At the same time, the number of Americans with doubts about the location of the president's birth appears to be on the rise. An Aug. 4 CNN poll found that only 42 percent of Americans are now sure he was born in the United States, way down from July 2009 polling that showed 77 percent of adults expressing certainty on this score. Despite clear evidence that he was born in Hawaii, Obama too is cast as an outsider.
Benjamin Friedman, an economist at Harvard whose 2005 book "The Moral Consequences of Economic Growth" argued that growth tends to foster liberal sentiments and open societies, whereas slowdowns undermine them, says this summer's events "are predictable consequences of this kind of sustained economic downturn."
"Manifestations like these have appeared in the U.S. at such times before," he told me, "most obviously in the 1880s and early 1890s," when a sustained period of economic stagnation coincided with the abandonment of the Reconstruction-era commitment to civil rights, the widespread adoption of anti-Chinese legislation and a nationwide wave of lynchings directed not only at blacks, but also Catholics and immigrants.
For progressives, this dynamic will take some getting used to. After the 2008 election, many liberals saw the recession as an opportunity for change. Rahm Emanuel's statement that "you never want a serious crisis to go to waste" was widely quoted, and comparisons to Franklin Roosevelt's first term proliferated.
In reality, though, recessions lead to illiberal populist nationalism, not progressive reform. If anti-immigrant sentiment was somewhat muted in the early '30s, it was because the doors from Europe had mostly been shut 10 years earlier, during another moment of economic dislocation -- the recession that followed the end of World War I. And, muted or not, anti-immigrant bias nonetheless inspired the Mexican Repatriation Program, which Herbert Hoover launched in 1929. That program would continue throughout the Depression, deporting hundreds of thousands of people of Mexican ancestry, many of them U.S. citizens.
What's often forgotten about the New Deal is that 1934-37 was the fastest four-year run of economic growth in American history, outside of World War II. In other words, it was the steep recovery from the Depression, not the Depression itself, that powered FDR's agenda forward.
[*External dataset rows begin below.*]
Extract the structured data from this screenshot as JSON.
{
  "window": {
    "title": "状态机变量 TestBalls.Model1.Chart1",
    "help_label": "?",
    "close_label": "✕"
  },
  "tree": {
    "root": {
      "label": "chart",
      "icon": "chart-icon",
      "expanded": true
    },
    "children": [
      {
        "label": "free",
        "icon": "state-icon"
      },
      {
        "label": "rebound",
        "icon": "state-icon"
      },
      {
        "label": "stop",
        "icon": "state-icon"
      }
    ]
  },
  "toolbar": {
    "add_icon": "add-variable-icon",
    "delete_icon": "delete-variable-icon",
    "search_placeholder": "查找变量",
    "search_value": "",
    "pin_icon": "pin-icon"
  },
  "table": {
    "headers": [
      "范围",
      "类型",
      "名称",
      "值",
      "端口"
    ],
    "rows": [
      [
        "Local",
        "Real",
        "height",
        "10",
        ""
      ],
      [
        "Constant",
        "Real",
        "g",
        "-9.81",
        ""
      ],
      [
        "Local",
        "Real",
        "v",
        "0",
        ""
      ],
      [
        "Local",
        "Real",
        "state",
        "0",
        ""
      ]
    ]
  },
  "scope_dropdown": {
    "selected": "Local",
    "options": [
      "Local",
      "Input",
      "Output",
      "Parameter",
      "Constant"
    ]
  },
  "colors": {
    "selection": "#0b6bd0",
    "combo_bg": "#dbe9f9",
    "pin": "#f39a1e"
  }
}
The other high-water mark of liberalism, the Great Society -- including the creation of Medicare and Medicaid and the passage of the Civil Rights Act -- was similarly a child of rapid growth and prosperity, not of crisis.
The lesson is simple: The current controversies are ultimately byproducts of our economic morass. To really dispel the atmosphere of suspicion, what's needed are ideas about how to boost the economy to bring unemployment down and earnings up. Finding policies that do all this will not be easy, but it is the only way to turn the national mood around.
Those who support an open, pluralistic society won't get very far wading into these controversies one by one -- but that doesn't mean we shouldn't try. The economic roots of our summer of fear will hopefully prove transitory, but the rise in xenophobia may nonetheless inflict serious and permanent damage. A betrayal, even a fleeting one, of America's commitment to religious freedom could do lasting harm to the country's relationship with a billion Muslims around the world. And while altering the text of the 14th Amendment would be extremely difficult, and is therefore unlikely, the shouting matches now underway still stand to permanently scar our national identity.